The White House signalled however that President Barack Obama would take unilateral action if necessary.
"After the House of Commons in the UK failed initially to approve Britain's participation in a military strike against Syria, the pendulum is now swinging back in the direction of declining risks," Fritsch added.
"Even if this does not imply by any means that military action is out of the question, a limited unilateral campaign by the US would probably have far fewer consequences for the oil market than a major international offensive.
"Oil prices therefore came under massive pressure."
The market had surged on Wednesday in anticipation of a military strike on Syria.
At one stage, New York crude hit $112.24 to reach the highest level since early May 2011, while Brent soared to $117.34, last seen in late February.

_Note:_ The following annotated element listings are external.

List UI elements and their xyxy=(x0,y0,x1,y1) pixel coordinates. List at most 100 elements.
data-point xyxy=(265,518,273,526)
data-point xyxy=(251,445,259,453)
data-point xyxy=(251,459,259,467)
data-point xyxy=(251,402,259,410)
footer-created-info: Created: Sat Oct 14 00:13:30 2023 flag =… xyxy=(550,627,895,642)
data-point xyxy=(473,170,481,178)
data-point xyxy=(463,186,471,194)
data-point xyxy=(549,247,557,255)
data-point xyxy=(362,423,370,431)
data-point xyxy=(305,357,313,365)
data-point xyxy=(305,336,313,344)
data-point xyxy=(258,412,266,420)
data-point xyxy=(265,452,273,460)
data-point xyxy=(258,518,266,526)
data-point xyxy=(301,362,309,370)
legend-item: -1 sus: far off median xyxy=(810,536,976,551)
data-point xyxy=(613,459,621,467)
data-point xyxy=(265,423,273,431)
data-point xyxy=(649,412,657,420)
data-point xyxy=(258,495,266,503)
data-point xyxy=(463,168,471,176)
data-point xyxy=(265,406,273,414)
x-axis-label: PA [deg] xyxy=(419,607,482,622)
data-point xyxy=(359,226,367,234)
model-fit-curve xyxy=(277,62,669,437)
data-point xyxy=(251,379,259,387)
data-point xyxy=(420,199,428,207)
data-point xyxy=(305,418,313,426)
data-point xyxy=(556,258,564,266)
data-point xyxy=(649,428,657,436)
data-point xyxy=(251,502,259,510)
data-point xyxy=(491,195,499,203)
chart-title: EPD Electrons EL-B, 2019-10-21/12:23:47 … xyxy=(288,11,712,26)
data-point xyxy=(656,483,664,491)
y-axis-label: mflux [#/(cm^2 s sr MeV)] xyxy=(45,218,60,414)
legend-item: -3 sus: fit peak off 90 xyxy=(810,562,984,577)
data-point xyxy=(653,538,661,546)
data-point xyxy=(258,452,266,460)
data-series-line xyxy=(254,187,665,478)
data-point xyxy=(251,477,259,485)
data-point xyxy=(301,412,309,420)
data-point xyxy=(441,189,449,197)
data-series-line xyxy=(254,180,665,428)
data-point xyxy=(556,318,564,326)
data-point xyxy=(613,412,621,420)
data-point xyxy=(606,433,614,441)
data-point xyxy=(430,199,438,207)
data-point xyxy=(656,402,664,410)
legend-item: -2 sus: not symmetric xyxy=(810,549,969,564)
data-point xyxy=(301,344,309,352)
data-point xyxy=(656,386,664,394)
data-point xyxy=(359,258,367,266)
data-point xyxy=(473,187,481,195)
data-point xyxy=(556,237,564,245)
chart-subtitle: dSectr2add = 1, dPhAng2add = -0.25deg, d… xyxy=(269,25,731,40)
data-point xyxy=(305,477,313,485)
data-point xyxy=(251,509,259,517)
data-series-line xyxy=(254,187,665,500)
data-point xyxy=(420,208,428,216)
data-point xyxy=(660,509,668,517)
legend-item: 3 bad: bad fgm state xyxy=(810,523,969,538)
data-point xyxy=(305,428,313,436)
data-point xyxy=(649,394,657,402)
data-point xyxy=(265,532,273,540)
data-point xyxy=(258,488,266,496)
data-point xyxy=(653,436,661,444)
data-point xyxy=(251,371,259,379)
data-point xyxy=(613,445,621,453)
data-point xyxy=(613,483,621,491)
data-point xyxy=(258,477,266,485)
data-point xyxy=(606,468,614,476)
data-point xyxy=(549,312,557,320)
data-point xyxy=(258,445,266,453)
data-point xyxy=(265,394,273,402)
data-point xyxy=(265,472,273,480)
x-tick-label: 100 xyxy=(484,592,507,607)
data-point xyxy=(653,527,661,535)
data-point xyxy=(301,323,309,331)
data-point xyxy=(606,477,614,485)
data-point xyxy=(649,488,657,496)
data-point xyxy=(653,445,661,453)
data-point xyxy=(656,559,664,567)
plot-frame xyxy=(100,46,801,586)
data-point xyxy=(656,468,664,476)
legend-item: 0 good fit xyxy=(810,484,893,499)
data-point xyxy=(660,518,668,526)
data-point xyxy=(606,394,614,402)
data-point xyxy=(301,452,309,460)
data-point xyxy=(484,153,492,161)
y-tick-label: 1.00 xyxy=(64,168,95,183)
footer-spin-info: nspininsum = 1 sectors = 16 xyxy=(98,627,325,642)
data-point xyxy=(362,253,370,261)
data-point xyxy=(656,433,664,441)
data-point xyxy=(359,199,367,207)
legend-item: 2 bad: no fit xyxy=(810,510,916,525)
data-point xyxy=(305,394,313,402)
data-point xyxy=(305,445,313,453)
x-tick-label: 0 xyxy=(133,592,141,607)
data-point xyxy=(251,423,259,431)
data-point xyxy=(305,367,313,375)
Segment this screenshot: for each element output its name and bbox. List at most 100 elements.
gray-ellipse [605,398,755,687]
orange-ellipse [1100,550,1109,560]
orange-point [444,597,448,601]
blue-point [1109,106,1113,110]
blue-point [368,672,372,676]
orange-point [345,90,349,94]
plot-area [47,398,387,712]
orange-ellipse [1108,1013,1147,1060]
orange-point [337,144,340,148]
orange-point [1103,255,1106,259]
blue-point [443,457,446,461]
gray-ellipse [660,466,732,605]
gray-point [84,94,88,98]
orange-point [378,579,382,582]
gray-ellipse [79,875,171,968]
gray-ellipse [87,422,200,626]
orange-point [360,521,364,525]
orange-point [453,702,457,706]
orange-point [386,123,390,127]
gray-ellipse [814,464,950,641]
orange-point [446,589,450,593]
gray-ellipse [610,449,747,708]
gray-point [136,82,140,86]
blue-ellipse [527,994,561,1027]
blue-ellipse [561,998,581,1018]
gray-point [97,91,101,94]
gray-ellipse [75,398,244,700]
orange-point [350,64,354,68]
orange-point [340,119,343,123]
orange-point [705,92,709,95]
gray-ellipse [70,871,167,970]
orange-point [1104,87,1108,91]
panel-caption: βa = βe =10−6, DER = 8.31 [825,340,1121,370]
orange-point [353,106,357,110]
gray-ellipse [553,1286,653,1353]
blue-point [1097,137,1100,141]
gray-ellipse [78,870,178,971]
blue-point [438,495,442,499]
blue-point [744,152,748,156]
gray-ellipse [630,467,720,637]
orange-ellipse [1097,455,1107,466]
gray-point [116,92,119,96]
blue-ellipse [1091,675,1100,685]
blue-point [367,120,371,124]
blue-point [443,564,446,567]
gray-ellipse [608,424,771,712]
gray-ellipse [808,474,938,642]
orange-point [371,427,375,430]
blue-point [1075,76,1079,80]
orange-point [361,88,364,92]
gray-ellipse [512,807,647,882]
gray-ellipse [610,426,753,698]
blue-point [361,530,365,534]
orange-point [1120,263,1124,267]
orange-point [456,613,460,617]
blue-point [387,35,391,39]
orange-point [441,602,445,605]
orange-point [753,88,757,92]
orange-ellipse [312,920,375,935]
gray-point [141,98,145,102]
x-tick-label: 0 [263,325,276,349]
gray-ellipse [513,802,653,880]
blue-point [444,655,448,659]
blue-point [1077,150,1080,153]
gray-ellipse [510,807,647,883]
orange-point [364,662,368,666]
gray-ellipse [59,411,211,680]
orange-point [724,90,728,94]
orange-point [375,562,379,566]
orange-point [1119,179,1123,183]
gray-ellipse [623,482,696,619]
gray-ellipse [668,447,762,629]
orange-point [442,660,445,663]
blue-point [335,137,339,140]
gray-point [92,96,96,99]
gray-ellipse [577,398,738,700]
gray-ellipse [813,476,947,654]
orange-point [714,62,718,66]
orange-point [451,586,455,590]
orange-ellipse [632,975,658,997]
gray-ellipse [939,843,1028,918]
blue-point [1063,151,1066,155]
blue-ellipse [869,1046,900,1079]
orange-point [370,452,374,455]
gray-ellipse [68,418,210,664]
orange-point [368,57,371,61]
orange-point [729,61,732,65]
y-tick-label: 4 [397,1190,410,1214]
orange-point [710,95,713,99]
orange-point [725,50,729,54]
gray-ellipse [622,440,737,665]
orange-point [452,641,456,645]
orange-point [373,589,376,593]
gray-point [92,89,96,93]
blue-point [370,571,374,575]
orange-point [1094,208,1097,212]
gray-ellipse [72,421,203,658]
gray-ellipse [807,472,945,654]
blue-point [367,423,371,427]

Although Syria is not a major oil producer, traders are nervous about a broader conflict in the crude-rich Middle East region, including neighbouring Iraq, which is becoming a major exporter.
"The fact of the matter is nothing has happened thus far with regards to Syria, and that has calmed the crude markets," David Lennox, resource analyst at Fat Prophets in Sydney, told AFP.
"WTI prices have also scaled down after latest figures showed a rise in US crude stockpiles," he said.
The US government's Energy Information Administration (EIA) said on Wednesday that American oil reserves increased by about three million barrels in the week ending August 23.
That confounded market expectations for a modest decline and indicated weaker demand in the world's biggest crude consuming nation.
"Overall, the market showed a muted reaction to the EIA's weekly set of numbers, given ongoing geopolitical jitters," noted VTB Capital analyst Andrey Kryuchenkov.